第3話 退職

 二人の間に少しの間沈黙の時間が流れた。


「ん? 今なんて言った?」


「冒険者を辞めたいと考えています」


 ダニエルは聞き間違いかと思ったが、アレクの口から再度『冒険者を辞める』と聞き驚いた。


「急にどうしたんだ。流石に冗談だとしても笑えないぞ」


「いえ、冗談ではないです。本気で辞めたいと考えています」


「本気なのか...」


「はい」


「そうか。本気なのか。」


 そう呟くと、ダニエルは腕を組み少しの間目を瞑った。

5分くらい部屋の中は物音一つ聞こえないくらい静かになり、その後ダニエルはゆっくり目を開け、


「辞めようと思った理由を聞かせてほしい」


 アレクの目を真っすぐ見つめ問いかけてきた。


 アレクは、ここ数日で起きたことを一から説明し、最後に郵便ギルドに転職することも伝えた。
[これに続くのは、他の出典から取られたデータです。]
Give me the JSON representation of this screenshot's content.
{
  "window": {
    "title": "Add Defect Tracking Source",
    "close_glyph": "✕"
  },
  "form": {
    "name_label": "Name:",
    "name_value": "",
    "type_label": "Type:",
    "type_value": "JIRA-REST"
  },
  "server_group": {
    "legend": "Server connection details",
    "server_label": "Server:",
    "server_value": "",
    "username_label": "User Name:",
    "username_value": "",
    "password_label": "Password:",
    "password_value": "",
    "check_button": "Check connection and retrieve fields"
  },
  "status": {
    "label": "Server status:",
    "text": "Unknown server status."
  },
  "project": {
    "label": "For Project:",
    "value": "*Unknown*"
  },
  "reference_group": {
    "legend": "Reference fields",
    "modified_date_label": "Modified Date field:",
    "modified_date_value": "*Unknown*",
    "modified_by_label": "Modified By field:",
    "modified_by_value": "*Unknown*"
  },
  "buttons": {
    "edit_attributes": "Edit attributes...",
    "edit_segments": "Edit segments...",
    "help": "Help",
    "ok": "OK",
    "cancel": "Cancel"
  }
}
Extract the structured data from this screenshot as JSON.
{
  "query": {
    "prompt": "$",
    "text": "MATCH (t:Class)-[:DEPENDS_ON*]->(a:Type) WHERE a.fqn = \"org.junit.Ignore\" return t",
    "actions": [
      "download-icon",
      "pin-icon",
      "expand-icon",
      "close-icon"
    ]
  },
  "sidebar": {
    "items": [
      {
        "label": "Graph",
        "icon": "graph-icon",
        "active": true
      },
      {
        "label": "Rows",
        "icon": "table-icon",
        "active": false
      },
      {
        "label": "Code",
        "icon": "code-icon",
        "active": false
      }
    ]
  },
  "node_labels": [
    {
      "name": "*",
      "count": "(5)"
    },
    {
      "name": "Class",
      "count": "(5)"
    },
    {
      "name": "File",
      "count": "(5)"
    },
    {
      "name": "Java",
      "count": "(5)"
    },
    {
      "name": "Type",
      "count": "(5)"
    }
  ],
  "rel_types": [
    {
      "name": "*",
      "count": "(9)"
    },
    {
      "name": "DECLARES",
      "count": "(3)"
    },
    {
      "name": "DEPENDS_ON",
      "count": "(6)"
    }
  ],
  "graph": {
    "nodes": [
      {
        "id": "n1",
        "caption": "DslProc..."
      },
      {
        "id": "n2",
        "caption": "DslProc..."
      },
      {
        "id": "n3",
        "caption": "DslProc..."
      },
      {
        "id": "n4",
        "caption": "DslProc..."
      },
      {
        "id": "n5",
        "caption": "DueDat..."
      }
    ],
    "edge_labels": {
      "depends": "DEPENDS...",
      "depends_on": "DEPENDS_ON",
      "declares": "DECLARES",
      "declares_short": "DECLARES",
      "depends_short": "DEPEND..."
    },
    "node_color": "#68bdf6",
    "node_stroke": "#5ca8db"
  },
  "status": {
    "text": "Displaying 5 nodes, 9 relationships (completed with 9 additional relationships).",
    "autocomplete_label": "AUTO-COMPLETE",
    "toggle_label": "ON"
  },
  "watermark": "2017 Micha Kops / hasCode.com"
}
ダニエルはアレクが説明している間、一度も瞬きをしないで聞いていた。


「そうか。お前さんの気持ちは十分にわかった。」


「ありがとうございます、では退職の手続きをしてもらえますか?」


「それは無理だ」


「えっ、なぜですか?」


「お前さんはもう人類にとってとても貴重な戦力なんだ。やめたいですと言って、はいそうですかとはならないんだ。」


「でも、冒険者ギルドに登録するのと退職するのは自由だった認識なのですが...。」


「基本的にはそうだ。だがそれが認められるのは、Bランク以下だ。Aランク以上の場合、すぐに対応することはできないんだよ。それにここだけの話、各国のギルドマスターで話し合いお前さんをSSランクにしようとする動きが今ある。そんな時にアレク、お前を辞めさせる判断を俺だけで行うことはできない。」


「そうですか...」


「だがお前の気持ちは十分にわかった。だから一旦退職ではなく、休職にしてみないか。」


「休職ですか。確か休職って最大1年間までだった記憶があるんですが」


「そこはギルドマスター権限で取っ払ってやる。だから休職にして、しばらく郵便ギルドで働いてみればいいさ。俺の提案はどうだろうか?」


 アレクは少しの間悩み、


「わかりました。では休職の手続きをお願いします。」


「わかった。少し待っててくれ。」


 ダニエルはそう言うと、アレクを一人部屋に残したまま、部屋を出て手続きしに行った。

5分くらい経ち、ダニエルは戻ってきた。


「手続きやってきたぞ」


「ありがとうございます」


「はいよ。あと休職中でも身分証代わりにギルドカードは全然使えるから、いつも通り使って大丈夫だからな」


「わかりました。ダニエルさん、今まで本当にお世話になりました」


「おう、郵便ギルドでもがんばれよ。あとたまには顔を見せにこい。いいな?」


「わかりました」


 そう言うと、アレクは立ち上がり、ギルドマスター部屋をあとにした。


 1階に降り、ミラさんにもお礼を言おうかと思ったが他の冒険者の対応で忙しそうだったので、そのままギルドもあとにした。